Collaboration. Le titre est ambigu. Fait-il réellement référence à la collaboration artistique entre Richard Strauss et Stefan Zweig ? N’y a-t-il pas, dans l’ombre, la mise en avant discrète d’une légère collaboration entre Strauss et le régime nazi ? Car quoi qu’il en dise, n’a-t-il pas accepté le titre de Président de la Chambre de Musique du Reich ? Peut-on seulement affirmer qu’il a collaboré ? Le mot de « collaboration » avait-il seulement un sens pour cet homme ? Car tel qu’il est présenté, Richard Strauss, incarné ici par Michel Aumont, semble n’avoir que la musique dans sa vie. Il ne voit que cet art ; là est sa vie.Tous ses faits et gestes sont reliés à la musique, toutes ses actions ont pour but final de pouvoir composer. Cette passion se transforme vite en servitude, puisque le personnage de Strauss est représenté, dans la pièce, comme deséspéré lorsqu’il ne peut exercer son art, et heureux que lorsqu’il joue et compose. C’est pourquoi Michel Aumont ne semble pas au sommet de son art : son personnage est un peu monotone, et passe son temps entre l’extase et le desespoir. Bien sûr, c’est exagéré, mais son personnage semble malgré tout manquer de profondeur. Néanmoins, lors de la scène finale, j’ai pu admirer le talent de l’acteur, qui semblait, sans aucun maquillage ou artifice de ce genre, avoir 20 ans de plus que dans la scène précédente. A ses côtés, Didier Sandre est un Stefan Zweig plus intéressant, en ce qu’il est plus varié, plus intriguant : tantôt hésitant, modeste, courageux, ou déterminé, l’acteur nous transmet aisément toutes les émotions de l’auteur de génie qu’il incarne. Il impose un certain respect, et, dans son costume d’une élégance british, produit un effet certain sur le spectateur : on est tout de suite « avec lui », plus qu’avec Strauss, il semble plus humain et plus sensible. J’ai aussi beaucoup aimé le jeu de Christiane Cohendy, une Mme Strauss remarquable, qui apportait les quelques rires de la pièce. En effet, son texte prête à rire, mais à cela s’ajoutaient un sens du rythme, du ton, et de la moue, excellents. Les autres acteurs qui les entouraient étaient également à la hauteur ; la jeune compagne de Zweig, presque trop timide et réservée, semblait même craindre la scène lorsqu’elle y entrait ; et l’officier nazi était inquiétant et malveillant au possible.
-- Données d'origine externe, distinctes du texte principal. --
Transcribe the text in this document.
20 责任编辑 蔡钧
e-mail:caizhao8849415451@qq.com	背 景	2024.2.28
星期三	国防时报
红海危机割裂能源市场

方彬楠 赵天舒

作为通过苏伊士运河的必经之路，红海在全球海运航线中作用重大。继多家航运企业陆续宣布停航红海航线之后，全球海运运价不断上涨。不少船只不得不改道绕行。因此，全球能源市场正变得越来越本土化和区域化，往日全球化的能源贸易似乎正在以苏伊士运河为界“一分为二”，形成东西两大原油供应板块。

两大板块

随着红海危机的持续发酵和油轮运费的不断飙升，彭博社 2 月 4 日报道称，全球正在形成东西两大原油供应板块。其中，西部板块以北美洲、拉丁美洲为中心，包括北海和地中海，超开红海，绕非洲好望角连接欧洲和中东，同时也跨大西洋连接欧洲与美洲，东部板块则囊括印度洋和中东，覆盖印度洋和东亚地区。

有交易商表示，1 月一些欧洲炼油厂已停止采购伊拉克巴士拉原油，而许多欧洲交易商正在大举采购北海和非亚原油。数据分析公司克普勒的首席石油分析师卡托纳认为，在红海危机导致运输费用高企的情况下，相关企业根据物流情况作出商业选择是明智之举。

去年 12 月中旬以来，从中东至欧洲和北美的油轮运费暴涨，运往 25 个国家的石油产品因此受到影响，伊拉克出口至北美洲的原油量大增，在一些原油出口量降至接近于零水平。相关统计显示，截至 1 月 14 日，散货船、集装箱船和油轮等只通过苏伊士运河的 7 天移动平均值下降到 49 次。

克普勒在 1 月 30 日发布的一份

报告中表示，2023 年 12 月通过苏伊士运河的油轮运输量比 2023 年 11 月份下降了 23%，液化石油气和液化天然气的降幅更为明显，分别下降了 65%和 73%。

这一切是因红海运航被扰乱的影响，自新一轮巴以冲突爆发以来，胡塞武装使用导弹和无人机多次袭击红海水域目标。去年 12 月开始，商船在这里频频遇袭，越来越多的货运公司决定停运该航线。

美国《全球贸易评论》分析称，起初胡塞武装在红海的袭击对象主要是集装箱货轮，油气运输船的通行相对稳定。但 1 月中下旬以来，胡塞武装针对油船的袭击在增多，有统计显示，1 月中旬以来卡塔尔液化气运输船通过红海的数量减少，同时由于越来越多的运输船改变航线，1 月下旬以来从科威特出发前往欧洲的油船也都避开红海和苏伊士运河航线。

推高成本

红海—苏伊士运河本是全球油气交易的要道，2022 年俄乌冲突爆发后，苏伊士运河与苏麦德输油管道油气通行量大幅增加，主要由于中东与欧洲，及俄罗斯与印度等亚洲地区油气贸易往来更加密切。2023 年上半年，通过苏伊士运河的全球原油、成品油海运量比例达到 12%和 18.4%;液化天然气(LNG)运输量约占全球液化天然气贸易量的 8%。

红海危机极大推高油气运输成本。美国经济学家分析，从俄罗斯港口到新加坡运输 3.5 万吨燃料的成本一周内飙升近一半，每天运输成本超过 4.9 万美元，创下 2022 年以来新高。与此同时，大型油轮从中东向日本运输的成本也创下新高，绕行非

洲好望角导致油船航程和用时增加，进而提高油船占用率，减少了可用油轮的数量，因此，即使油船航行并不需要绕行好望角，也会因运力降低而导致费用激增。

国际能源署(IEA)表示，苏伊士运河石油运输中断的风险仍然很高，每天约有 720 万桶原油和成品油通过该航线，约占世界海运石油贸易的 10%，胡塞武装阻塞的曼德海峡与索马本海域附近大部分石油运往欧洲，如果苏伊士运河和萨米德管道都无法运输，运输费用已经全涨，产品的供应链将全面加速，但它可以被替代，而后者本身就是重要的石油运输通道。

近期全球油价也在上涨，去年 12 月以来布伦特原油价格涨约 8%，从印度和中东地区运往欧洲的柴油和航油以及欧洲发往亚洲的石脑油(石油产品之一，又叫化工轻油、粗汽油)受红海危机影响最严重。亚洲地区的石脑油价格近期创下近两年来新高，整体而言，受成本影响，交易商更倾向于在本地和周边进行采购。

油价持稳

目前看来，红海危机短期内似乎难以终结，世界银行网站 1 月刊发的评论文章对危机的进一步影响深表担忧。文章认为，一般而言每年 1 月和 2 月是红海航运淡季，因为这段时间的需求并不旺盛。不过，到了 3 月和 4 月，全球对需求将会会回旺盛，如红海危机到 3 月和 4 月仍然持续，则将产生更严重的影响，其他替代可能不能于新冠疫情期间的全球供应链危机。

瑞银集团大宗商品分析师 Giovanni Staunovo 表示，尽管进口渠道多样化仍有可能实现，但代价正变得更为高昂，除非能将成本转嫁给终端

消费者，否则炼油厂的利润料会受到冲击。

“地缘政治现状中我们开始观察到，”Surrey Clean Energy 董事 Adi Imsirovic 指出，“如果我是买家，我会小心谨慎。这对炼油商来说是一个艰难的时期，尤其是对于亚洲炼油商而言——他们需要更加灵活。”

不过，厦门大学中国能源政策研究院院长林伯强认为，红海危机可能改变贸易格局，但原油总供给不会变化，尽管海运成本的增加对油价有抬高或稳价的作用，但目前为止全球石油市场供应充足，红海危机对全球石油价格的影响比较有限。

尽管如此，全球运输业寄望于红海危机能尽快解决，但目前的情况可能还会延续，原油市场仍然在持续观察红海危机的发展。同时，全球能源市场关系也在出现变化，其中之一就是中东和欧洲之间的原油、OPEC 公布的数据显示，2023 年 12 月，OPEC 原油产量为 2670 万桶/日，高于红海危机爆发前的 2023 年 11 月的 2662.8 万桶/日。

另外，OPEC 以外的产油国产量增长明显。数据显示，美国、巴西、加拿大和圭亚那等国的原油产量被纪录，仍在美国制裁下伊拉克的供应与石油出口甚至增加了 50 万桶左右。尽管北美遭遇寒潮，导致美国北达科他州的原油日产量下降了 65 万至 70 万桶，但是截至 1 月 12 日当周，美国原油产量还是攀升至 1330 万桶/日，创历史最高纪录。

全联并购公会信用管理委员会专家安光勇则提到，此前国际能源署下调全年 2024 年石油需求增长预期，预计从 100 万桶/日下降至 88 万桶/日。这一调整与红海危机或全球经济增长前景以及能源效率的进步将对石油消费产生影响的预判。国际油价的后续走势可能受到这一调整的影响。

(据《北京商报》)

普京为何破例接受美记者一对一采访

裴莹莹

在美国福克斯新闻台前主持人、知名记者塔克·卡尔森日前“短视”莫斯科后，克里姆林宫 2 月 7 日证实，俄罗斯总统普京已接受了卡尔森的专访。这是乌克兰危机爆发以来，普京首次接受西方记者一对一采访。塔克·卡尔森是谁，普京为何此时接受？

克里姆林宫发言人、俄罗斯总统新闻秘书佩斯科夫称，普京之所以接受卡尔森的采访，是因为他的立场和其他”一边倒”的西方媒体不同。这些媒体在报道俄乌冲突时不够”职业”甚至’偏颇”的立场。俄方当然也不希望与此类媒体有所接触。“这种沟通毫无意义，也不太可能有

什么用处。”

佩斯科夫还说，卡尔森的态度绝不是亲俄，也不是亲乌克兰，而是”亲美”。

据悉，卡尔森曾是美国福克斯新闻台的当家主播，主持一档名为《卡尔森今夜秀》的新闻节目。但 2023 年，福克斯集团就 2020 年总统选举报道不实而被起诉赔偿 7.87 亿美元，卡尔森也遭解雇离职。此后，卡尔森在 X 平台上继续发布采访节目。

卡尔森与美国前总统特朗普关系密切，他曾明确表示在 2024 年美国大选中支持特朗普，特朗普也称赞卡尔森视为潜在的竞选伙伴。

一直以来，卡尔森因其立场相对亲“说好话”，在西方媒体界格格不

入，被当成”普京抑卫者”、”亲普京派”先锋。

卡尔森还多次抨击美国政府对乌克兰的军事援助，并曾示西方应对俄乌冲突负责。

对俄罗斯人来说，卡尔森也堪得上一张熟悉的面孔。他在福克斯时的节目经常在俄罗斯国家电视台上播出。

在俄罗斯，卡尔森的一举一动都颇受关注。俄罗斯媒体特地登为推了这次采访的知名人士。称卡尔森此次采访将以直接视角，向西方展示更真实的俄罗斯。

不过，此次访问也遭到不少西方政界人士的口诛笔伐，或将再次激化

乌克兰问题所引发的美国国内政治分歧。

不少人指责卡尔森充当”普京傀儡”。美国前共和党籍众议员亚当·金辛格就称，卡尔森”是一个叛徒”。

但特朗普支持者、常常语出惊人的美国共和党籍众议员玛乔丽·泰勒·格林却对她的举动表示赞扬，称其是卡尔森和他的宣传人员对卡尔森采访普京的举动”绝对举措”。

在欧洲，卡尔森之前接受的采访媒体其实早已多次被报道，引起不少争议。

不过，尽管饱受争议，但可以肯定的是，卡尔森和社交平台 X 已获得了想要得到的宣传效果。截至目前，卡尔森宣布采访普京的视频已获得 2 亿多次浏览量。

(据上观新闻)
Mais de bons acteurs ne peuvent suffire. Là, il manquait quelque chose. Un texte, sûrement. Un peu long au début, un peu trop rapide par la suite, j’aurais apprécié qu’on en vienne plus vite et qu’on creuse plus le sujet de leur alliance, qu’on aille plus loin dans l’opposition « factice » de Strauss face aux nazis : était-ce une réelle opposition, ou juste pour que Zweig continue de lui écrire ses livrets d’Opéra ? De plus, le texte était un peu verbeux. Malgré cela, on ne s’ennuie pas. Les acteurs savent capter et maintenir notre attention, et les passages un peu approfondis sur la musique se sont avérés très intéressants pour les amateurs.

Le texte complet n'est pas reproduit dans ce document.